Monday, February 14, 2011

Morning Catholic must-reads:

Morning Catholic must-reads: 14/02/11

The Pope greets faithful during the Angelus yesterday (AP Photo/Pier Paolo Cito)

Benedict XVI said that the fullness of the Law is love during his Angelus address yesterday (video).

Archbishop Michael Fitzgerald, the Apostolic Nuncio to Egypt, has said that the nation’s future is now in the hands of its people.

There are 410,593 Catholic priests in the world, according to the latest Vatican figures.

Priestly vocations are a sign of the vitality of Christian life, Pope Benedict told members of the Priestly Fraternity of the Missionaries of St Charles Borromeo on Saturday (full text, video).

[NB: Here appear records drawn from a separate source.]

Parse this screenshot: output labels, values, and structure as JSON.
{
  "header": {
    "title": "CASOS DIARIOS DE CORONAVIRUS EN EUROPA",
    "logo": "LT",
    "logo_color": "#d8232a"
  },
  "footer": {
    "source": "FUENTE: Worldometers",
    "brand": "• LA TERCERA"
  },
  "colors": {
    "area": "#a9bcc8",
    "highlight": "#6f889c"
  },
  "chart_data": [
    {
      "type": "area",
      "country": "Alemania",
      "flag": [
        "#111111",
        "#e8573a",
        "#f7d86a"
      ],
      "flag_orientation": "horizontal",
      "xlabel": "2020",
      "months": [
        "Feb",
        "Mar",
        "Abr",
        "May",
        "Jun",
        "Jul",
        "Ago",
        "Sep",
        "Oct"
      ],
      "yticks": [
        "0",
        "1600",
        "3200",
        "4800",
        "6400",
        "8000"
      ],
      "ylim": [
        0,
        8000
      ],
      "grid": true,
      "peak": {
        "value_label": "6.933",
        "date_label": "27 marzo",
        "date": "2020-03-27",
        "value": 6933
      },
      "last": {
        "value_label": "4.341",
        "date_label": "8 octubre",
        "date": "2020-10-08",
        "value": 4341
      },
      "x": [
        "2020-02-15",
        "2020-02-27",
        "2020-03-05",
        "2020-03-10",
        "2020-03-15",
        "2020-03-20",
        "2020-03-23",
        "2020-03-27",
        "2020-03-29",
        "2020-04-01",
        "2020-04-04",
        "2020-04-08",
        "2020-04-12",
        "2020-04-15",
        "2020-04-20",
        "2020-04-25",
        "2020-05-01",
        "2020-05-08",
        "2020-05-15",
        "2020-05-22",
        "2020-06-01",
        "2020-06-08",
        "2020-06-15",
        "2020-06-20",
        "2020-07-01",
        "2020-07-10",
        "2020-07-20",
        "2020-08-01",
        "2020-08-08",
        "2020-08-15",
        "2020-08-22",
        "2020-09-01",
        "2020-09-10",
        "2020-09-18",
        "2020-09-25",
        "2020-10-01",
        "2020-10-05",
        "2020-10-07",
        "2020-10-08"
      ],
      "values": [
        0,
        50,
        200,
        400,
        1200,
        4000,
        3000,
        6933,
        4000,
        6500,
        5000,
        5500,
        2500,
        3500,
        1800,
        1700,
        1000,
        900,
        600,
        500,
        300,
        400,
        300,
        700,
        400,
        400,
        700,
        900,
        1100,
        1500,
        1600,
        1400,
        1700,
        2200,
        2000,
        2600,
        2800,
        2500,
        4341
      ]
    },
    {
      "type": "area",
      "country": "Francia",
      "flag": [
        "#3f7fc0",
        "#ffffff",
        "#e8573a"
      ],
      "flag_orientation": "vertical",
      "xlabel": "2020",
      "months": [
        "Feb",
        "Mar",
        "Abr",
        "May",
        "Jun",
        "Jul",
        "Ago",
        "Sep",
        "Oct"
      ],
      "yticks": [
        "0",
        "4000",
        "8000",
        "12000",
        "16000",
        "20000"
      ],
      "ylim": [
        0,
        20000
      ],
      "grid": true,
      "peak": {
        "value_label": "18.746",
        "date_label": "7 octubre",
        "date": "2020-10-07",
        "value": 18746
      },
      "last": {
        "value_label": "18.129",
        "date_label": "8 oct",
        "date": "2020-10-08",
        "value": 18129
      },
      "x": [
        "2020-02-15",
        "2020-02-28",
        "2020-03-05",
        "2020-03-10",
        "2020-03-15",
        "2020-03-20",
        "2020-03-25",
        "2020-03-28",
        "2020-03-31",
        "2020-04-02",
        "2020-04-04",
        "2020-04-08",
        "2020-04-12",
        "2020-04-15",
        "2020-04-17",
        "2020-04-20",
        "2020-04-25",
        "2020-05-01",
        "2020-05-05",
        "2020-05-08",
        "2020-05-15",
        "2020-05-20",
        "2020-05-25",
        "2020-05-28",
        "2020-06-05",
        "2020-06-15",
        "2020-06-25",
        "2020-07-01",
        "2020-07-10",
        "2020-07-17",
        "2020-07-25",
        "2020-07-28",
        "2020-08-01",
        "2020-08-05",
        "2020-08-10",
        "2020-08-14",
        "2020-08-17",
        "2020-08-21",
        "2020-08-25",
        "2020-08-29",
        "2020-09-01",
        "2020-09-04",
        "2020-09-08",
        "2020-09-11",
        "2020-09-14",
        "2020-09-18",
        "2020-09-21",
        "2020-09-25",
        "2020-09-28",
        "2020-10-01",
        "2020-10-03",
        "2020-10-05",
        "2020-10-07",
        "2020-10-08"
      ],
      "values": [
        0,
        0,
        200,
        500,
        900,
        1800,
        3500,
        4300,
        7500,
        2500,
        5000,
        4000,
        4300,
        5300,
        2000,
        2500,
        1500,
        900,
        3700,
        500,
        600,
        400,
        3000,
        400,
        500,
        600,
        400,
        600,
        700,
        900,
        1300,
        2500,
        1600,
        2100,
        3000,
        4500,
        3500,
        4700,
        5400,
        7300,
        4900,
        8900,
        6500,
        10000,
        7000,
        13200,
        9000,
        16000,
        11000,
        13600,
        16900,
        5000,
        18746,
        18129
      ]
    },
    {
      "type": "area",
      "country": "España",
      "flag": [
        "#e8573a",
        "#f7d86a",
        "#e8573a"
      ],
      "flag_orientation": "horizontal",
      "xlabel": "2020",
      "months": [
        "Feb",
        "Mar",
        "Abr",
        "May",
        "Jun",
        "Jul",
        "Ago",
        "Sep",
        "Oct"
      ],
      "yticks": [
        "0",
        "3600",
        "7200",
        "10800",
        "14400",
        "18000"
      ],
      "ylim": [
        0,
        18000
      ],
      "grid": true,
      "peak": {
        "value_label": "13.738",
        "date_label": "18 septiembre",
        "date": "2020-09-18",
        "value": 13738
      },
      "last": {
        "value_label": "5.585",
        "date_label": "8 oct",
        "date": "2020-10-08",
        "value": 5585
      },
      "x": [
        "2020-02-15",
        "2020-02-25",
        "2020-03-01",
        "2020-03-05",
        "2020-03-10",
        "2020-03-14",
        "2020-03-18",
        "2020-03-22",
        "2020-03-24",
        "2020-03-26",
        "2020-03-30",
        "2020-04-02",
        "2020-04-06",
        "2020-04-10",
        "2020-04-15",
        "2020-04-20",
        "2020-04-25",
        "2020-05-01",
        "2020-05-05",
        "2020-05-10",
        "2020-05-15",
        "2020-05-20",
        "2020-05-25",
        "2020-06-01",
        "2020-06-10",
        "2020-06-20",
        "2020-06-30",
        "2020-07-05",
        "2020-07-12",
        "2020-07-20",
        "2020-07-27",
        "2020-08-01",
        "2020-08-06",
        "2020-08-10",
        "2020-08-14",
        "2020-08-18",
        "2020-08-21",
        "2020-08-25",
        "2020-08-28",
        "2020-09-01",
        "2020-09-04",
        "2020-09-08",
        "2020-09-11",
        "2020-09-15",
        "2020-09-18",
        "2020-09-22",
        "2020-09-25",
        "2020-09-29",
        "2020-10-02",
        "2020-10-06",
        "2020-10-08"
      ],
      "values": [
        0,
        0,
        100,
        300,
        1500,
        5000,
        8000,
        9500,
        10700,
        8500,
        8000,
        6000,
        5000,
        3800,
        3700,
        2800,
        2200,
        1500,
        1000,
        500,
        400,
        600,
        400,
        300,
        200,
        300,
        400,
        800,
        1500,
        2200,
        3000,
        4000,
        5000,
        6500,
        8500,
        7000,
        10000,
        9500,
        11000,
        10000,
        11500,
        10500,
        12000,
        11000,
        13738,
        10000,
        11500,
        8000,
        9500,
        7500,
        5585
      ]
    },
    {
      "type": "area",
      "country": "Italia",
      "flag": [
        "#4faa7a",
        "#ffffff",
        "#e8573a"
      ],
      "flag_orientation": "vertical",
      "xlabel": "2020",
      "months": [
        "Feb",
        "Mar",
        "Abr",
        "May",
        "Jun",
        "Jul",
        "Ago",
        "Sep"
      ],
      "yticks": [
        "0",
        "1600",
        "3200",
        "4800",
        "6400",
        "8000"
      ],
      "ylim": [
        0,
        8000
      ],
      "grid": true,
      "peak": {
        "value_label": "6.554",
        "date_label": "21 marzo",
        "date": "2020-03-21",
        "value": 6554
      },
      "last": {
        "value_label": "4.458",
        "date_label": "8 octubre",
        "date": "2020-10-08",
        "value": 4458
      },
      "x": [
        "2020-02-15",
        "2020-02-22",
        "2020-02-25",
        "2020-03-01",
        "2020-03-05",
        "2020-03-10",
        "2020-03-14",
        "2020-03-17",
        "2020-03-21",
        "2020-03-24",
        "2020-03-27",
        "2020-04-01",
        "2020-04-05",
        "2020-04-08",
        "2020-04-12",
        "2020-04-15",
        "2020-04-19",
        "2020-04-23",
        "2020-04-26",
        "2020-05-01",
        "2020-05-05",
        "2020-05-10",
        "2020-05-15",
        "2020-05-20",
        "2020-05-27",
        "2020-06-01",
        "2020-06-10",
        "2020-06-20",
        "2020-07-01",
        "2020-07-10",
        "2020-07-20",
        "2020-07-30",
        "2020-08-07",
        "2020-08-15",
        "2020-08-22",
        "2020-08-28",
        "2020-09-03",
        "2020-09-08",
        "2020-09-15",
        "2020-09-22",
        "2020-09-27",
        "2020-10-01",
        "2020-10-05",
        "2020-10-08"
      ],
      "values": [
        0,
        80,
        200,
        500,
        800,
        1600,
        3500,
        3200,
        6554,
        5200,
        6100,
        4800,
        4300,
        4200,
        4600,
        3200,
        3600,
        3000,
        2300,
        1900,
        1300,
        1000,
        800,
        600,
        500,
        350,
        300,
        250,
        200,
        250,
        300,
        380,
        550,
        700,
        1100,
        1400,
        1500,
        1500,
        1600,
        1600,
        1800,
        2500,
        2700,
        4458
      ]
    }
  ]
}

Cardinal Angelo Scola, the Patriarch of Venice, has described the Pope’s visit to the city on May 7-8 as a “great gift“.

Prominent Anglo-Catholics Fr Ivan Aquilina and Fr James Bradley announced their intention to join the Personal Ordinariate of Our Lady of Walsingham yesterday, as did Fr Ed Tomlinson.

Brother Stephen Treat suggests that the average Sunday attendance at ordinariate parishes in the United States will surpass that of the Episcopal Church.

New York Times writer Russell Shorto asks whether the two parts of the term “Irish Catholic” will ever be separated.

John Allen argues that the Catholic Church in the United States lacks “missionary muscle”.

Joan Frawley Desmond considers how the journal First Things is faring two years after the death of Fr Richard John Neuhaus.

Philip Johnson, a seminarian with an inoperable brain tumour, tells the story of his vocation (video).

And Spain’s World Cup-winning football team has postponed a papal audience because it might have disrupted Barcelona’s preparations for their clash with Arsenal this week.